Все те идеи, которые принесли с собой экспрессионисты, отражены или своеобразно преломлены в работе Цвейга. Но одна проблема явно доминирует над остальными: проблема жизни. С этой точки зрения писатель рассматривает и анализирует явление "Достоевский". То, что Гессе называл "хаосом", Цвейг именует "жизнью", глашатаем, которой он и объявляет Достоевского. И Достоевский, и его герои, по глубокому убеждению Цвейга, "не размещаются спокойно в нашем мире, всегда они спускаются в своих ощущениях в глуби извечных проблем. Современный человек, человек нервов, сочетается в них с первобытным существом, которое знает в жизни только свои страсти, и, делая последние признания, они в то же время косноязычно произносят изначальные вопросы мира". Линия, намеченная в очерке Бара, получает в эссе Цвейга не только свое развитие, но и самое крайнее воплощение.
Объяснить связь Достоевского с "жизнью" Цвейг стремится, оттолкнувшись от анализа эпохи, в которую жил русский писатель. Корни Достоевского лежат, по мнению Цвейга, в русской действительности середины XIX в. Там же Цвейг ищет и прототипов героев Достоевского, столь непривычных для европейского сознания и чуждых ему. Отмечая, что "Россия в середине девятнадцатого столетия не знает, куда направить свои стопы: на запад или на восток, в Европу или в Азию, в Петербург, в "самый умышленный город на всем земном шаре", в культуру, или обратно, к крестьянскому хозяйству, в степь", Цвейг в сущности улавливает основное историческое содержание той эпохи — эпохи, переходной от феодализма и крепостного права к промышленному капитализму.
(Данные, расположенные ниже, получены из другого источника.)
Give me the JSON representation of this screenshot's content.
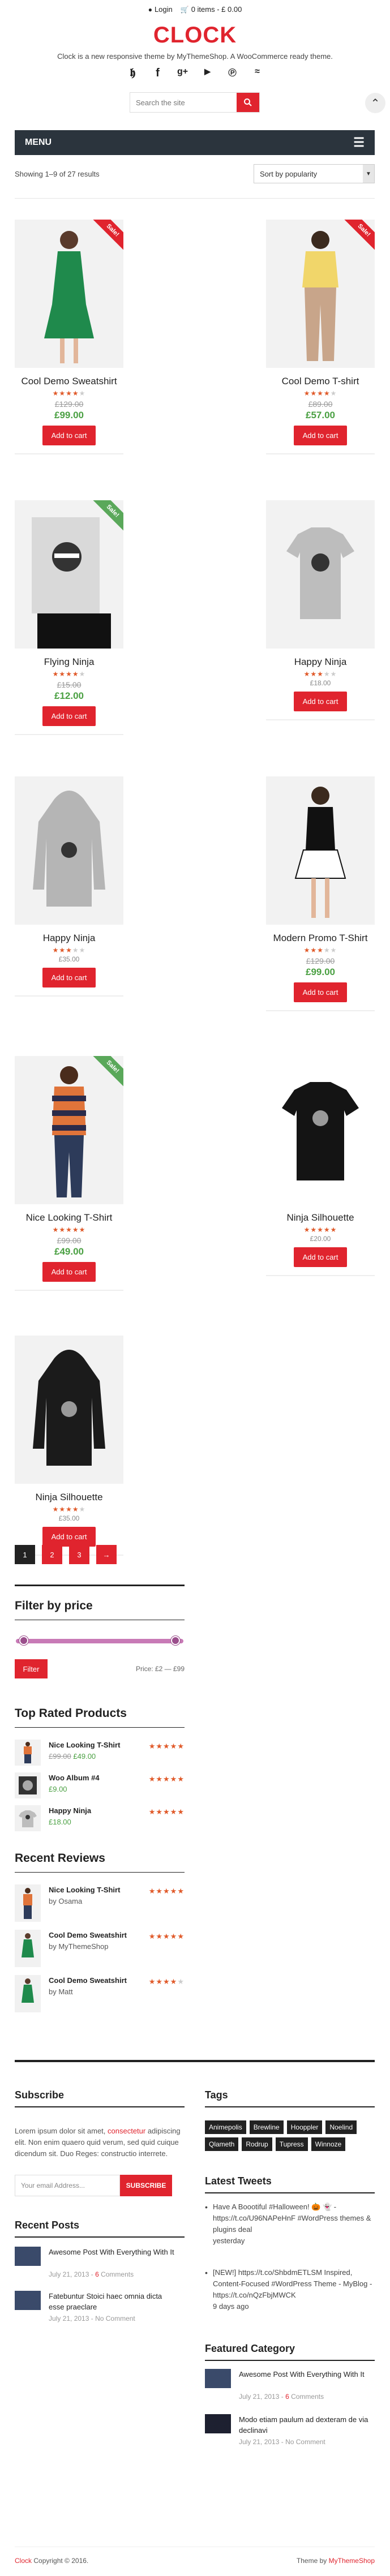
{
  "topbar": {
    "login": "Login",
    "cart": "0 items - £  0.00"
  },
  "site": {
    "title": "CLOCK",
    "tagline": "Clock is a new responsive theme by MyThemeShop. A WooCommerce ready theme."
  },
  "social": [
    "twitter-icon",
    "facebook-icon",
    "googleplus-icon",
    "youtube-icon",
    "pinterest-icon",
    "rss-icon"
  ],
  "search": {
    "placeholder": "Search the site"
  },
  "menu": {
    "label": "MENU"
  },
  "shop": {
    "result_count": "Showing 1–9 of 27 results",
    "sort": "Sort by popularity",
    "sale_label": "Sale!",
    "add_to_cart": "Add to cart"
  },
  "products": [
    {
      "name": "Cool Demo Sweatshirt",
      "stars": 4,
      "old": "£129.00",
      "price": "£99.00",
      "sale": true,
      "color": "red"
    },
    {
      "name": "Cool Demo T-shirt",
      "stars": 4,
      "old": "£89.00",
      "price": "£57.00",
      "sale": true,
      "color": "red"
    },
    {
      "name": "Flying Ninja",
      "stars": 4,
      "old": "£15.00",
      "price": "£12.00",
      "sale": true,
      "color": "green"
    },
    {
      "name": "Happy Ninja",
      "stars": 3,
      "old": "",
      "price": "£18.00",
      "sale": false
    },
    {
      "name": "Happy Ninja",
      "stars": 3,
      "old": "",
      "price": "£35.00",
      "sale": false
    },
    {
      "name": "Modern Promo T-Shirt",
      "stars": 3,
      "old": "£129.00",
      "price": "£99.00",
      "sale": false
    },
    {
      "name": "Nice Looking T-Shirt",
      "stars": 5,
      "old": "£99.00",
      "price": "£49.00",
      "sale": true,
      "color": "green"
    },
    {
      "name": "Ninja Silhouette",
      "stars": 5,
      "old": "",
      "price": "£20.00",
      "sale": false
    },
    {
      "name": "Ninja Silhouette",
      "stars": 4,
      "old": "",
      "price": "£35.00",
      "sale": false
    }
  ],
  "pagination": [
    "1",
    "2",
    "3",
    "→"
  ],
  "filter": {
    "title": "Filter by price",
    "button": "Filter",
    "range": "Price: £2 — £99",
    "min_fraction": 0.02,
    "max_fraction": 0.98
  },
  "top_rated": {
    "title": "Top Rated Products",
    "items": [
      {
        "name": "Nice Looking T-Shirt",
        "old": "£99.00",
        "price": "£49.00",
        "stars": 5
      },
      {
        "name": "Woo Album #4",
        "old": "",
        "price": "£9.00",
        "stars": 5
      },
      {
        "name": "Happy Ninja",
        "old": "",
        "price": "£18.00",
        "stars": 5
      }
    ]
  },
  "recent_reviews": {
    "title": "Recent Reviews",
    "items": [
      {
        "name": "Nice Looking T-Shirt",
        "by": "by Osama",
        "stars": 5
      },
      {
        "name": "Cool Demo Sweatshirt",
        "by": "by MyThemeShop",
        "stars": 5
      },
      {
        "name": "Cool Demo Sweatshirt",
        "by": "by Matt",
        "stars": 4
      }
    ]
  },
  "subscribe": {
    "title": "Subscribe",
    "text_before": "Lorem ipsum dolor sit amet, ",
    "text_link": "consectetur",
    "text_after": " adipiscing elit. Non enim quaero quid verum, sed quid cuique dicendum sit. Duo Reges: constructio interrete.",
    "placeholder": "Your email Address...",
    "button": "SUBSCRIBE"
  },
  "recent_posts": {
    "title": "Recent Posts",
    "items": [
      {
        "title": "Awesome Post With Everything With It",
        "date": "July 21, 2013 - ",
        "comments": "6",
        "comments_label": " Comments"
      },
      {
        "title": "Fatebuntur Stoici haec omnia dicta esse praeclare",
        "date": "July 21, 2013 - ",
        "comments": "No Comment",
        "comments_label": ""
      }
    ]
  },
  "tags": {
    "title": "Tags",
    "items": [
      "Animepolis",
      "Brewline",
      "Hooppler",
      "Noelind",
      "Qlameth",
      "Rodrup",
      "Tupress",
      "Winnoze"
    ]
  },
  "tweets": {
    "title": "Latest Tweets",
    "items": [
      {
        "text": "Have A Boootiful #Halloween! 🎃 👻 - https://t.co/U96NAPeHnF #WordPress themes & plugins deal",
        "time": "yesterday"
      },
      {
        "text": "[NEW!] https://t.co/ShbdmETLSM Inspired, Content-Focused #WordPress Theme - MyBlog - https://t.co/nQzFbjMWCK",
        "time": "9 days ago"
      }
    ]
  },
  "featured": {
    "title": "Featured Category",
    "items": [
      {
        "title": "Awesome Post With Everything With It",
        "date": "July 21, 2013 - ",
        "comments": "6",
        "comments_label": " Comments"
      },
      {
        "title": "Modo etiam paulum ad dexteram de via declinavi",
        "date": "July 21, 2013 - ",
        "comments": "No Comment",
        "comments_label": ""
      }
    ]
  },
  "footer": {
    "brand": "Clock",
    "copyright": " Copyright © 2016.",
    "theme_prefix": "Theme by ",
    "theme_link": "MyThemeShop"
  }
}
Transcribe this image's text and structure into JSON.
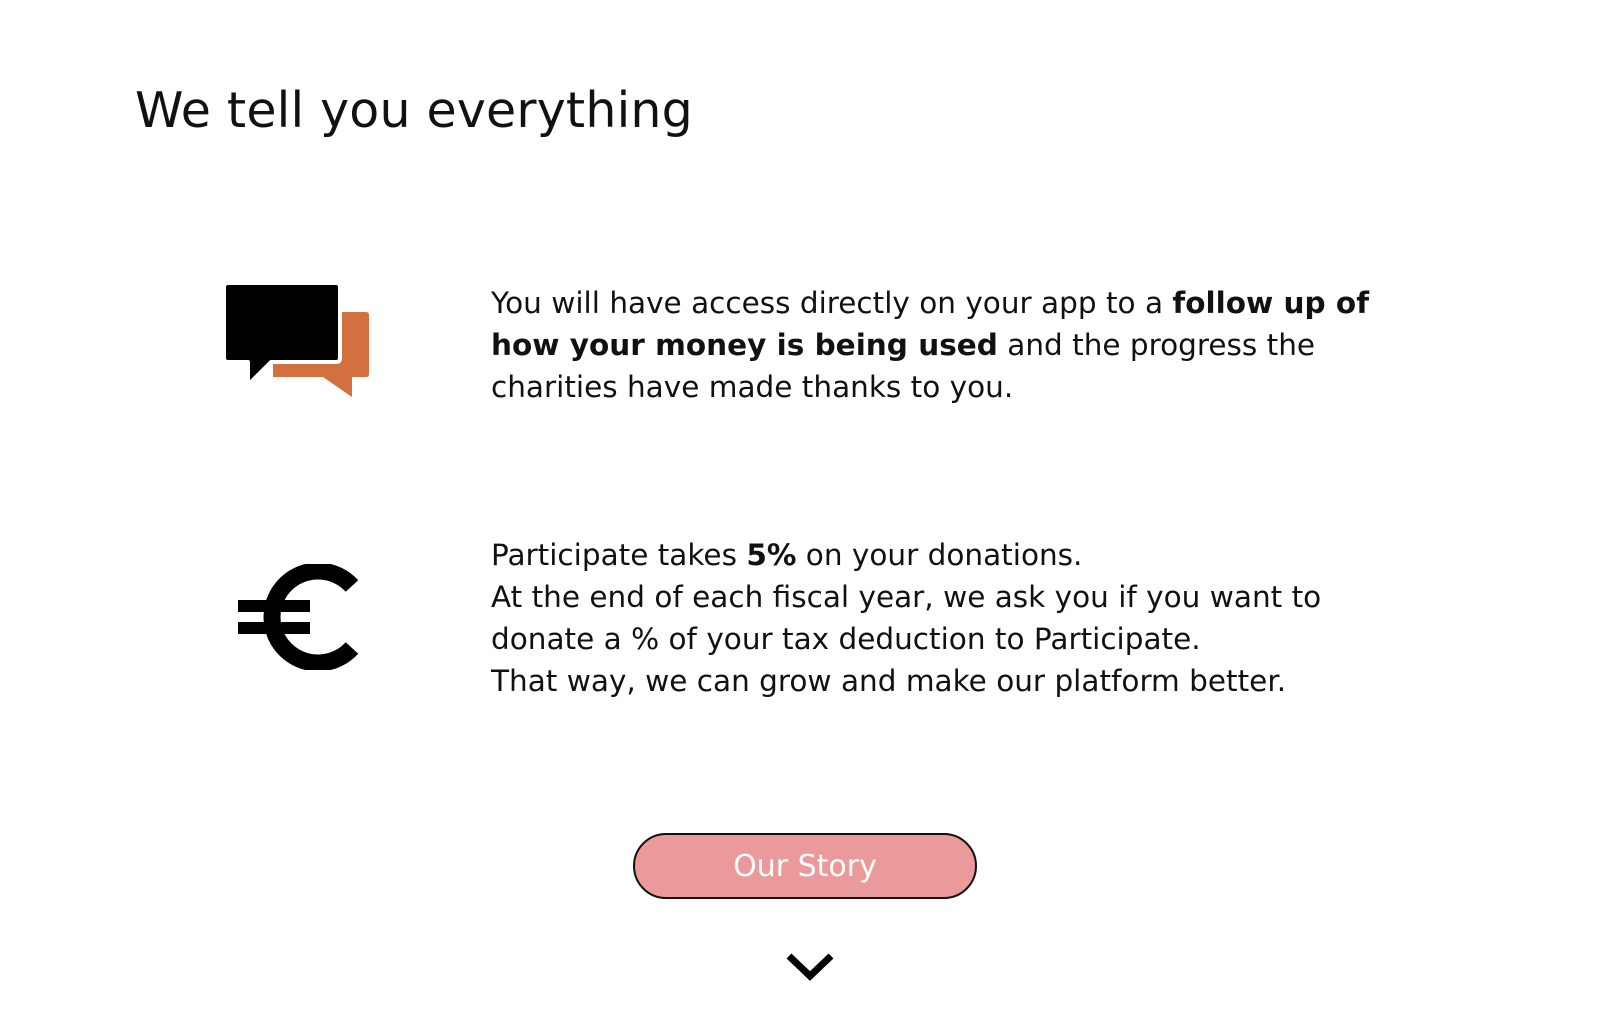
{
  "page": {
    "title": "We tell you everything"
  },
  "features": [
    {
      "icon": "chat-bubbles-icon",
      "text_before": "You will have access directly on your app to a ",
      "text_bold": "follow up of how your money is being used",
      "text_after": " and the progress the charities have made thanks to you."
    },
    {
      "icon": "euro-icon",
      "line1_before": "Participate takes ",
      "line1_bold": "5%",
      "line1_after": " on your donations.",
      "line2": "At the end of each fiscal year, we ask you if you want to donate a % of your tax deduction to Participate.",
      "line3": "That way, we can grow and make our platform better."
    }
  ],
  "cta": {
    "label": "Our Story"
  },
  "scroll": {
    "icon": "chevron-down-icon"
  },
  "colors": {
    "accent": "#d2713f",
    "button_fill": "#ea9a9a",
    "text": "#111111",
    "background": "#ffffff"
  }
}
Однако истинного анализа эпохи Цвейг не дает, увлекаясь "вчувствованиями" в русскую действительность середины прошлого столетия, пытаясь передать лишь психологическое содержание "переходности", а не реально-историческое.
"Люди Достоевского останутся непонятными, если не вспомнить, что они — русские, дети народа, который из вековой варварской тьмы свалился в гущу нашей европейской культуры. Оторванные от старой патриархальной культуры, еще не освоившиеся с новой, стоят они на распутье <…> Все они беспочвенны, беспомощны в незнакомом им мире. Все вопросы остаются без ответа, ни одна дорога не проложена. Все они люди переходной эпохи, нового начала мира".
"В творчестве Достоевского каждый герой наново решает все проблемы, сам окровавленными руками ставит межевые столбы добра и зла".
И вот окончательный вывод, к которому приходит Цвейг:
"Его герои прокладывают пути нового мира; роман Достоевского — миф о новом человеке и его рождении из лона русской души".
Так и не освободившись из плена неоромантических представлений о "русской душе", Цвейг дает им совершенно иное осмысление. Характерный для неоромантизма религиозно-мистический момент восприятия России отсутствует в его сочинении о Достоевском. Россия для Цвейга — не страна грядущего Христа, русский человек — не религиозный гармоничный человек, а новое царство — не царство божье, как это представлялось самому Достоевскому. Россия для Цвейга в первую очередь — "живая" страна в противоположность "мертвому" Западу. Книга Цвейга — яркий пример того, как антитеза "цивилизация-жизнь" целиком накладывается на ставшее уже общим местом противопоставление Запада России. Русский человек в интерпретации Цвейга — носитель витального начала, а не религиозного сознания. Таким человеком, по явному произволу писателя, оказывается, в частности, и сам Достоевский.